The second fundamental theorem of invariant theory for the orthosymplectic supergroup

TL;DR

This paper proves the second fundamental theorem of invariant theory for the orthosymplectic supergroup using algebraic supergeometry, extending classical results and providing new proofs independent of Capelli identities.

Contribution

It establishes the second fundamental theorem for the orthosymplectic supergroup via algebraic supergeometry, linking it to Brauer diagrams and general linear supergroup cases.

Findings

Proves the second fundamental theorem for the orthosymplectic supergroup.

Provides new proofs for classical orthogonal and symplectic groups.
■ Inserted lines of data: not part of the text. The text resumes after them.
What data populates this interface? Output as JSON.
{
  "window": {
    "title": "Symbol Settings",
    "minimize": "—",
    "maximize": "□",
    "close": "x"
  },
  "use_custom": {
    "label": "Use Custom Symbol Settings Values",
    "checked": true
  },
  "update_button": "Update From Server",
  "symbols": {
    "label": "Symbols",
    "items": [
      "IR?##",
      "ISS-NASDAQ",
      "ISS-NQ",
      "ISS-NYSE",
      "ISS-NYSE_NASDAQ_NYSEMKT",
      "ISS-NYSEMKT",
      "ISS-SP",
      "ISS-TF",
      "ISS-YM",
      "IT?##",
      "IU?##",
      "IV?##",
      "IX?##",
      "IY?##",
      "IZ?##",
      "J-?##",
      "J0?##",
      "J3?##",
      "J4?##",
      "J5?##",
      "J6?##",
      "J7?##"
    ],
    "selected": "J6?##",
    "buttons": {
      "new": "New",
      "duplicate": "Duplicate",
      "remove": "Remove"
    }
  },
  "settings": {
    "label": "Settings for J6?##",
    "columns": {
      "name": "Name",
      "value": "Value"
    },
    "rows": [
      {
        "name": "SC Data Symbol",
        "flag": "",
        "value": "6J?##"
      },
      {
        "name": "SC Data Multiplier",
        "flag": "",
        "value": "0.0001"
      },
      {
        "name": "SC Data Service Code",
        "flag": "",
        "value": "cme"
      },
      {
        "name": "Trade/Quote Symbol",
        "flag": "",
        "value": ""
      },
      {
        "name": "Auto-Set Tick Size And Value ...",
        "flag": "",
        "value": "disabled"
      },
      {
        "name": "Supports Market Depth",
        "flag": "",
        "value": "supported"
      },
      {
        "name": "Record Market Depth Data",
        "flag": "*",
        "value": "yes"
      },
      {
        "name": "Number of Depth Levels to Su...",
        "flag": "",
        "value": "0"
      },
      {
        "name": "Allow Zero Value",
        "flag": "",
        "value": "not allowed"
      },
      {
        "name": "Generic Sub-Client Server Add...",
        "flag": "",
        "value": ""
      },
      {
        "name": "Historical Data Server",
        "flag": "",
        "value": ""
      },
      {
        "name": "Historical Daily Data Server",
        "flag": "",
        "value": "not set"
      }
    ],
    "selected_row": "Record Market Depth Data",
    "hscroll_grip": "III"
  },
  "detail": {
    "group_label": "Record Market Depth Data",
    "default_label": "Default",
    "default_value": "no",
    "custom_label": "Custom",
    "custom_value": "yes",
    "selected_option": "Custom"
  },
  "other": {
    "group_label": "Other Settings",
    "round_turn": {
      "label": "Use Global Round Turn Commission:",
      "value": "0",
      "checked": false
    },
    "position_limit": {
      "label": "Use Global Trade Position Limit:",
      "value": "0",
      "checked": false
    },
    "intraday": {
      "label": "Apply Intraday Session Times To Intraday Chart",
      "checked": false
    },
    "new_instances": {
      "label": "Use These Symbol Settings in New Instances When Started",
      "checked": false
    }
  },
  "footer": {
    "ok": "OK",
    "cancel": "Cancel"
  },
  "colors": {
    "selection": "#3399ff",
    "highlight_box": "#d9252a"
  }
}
Replaces Capelli identities with algebraic geometric arguments.

Abstract

In a previous work we established a super Schur-Weyl-Brauer duality between the orthosymplectic supergroup of superdimension $(m|2n)$ and the Brauer algebra with parameter $m-2n$. This led to a proof of the first fundamental theorem of invariant theory, using some elementary algebraic supergeometry, and based upon an idea of Atiyah. In this work we use the same circle of ideas to prove the second fundamental theorem for the orthosymplectic supergroup. The proof uses algebraic supergeometry to reduce the problem to the case of the general linear supergroup, which is understood. The main result has a succinct formulation in terms of Brauer diagrams. Our proof includes new proofs of the corresponding second fundamental theorems for the classical orthogonal and symplectic groups, as well as their quantum analogues. These new proofs are independent of the Capelli identities, which are replaced by algebraic geometric arguments.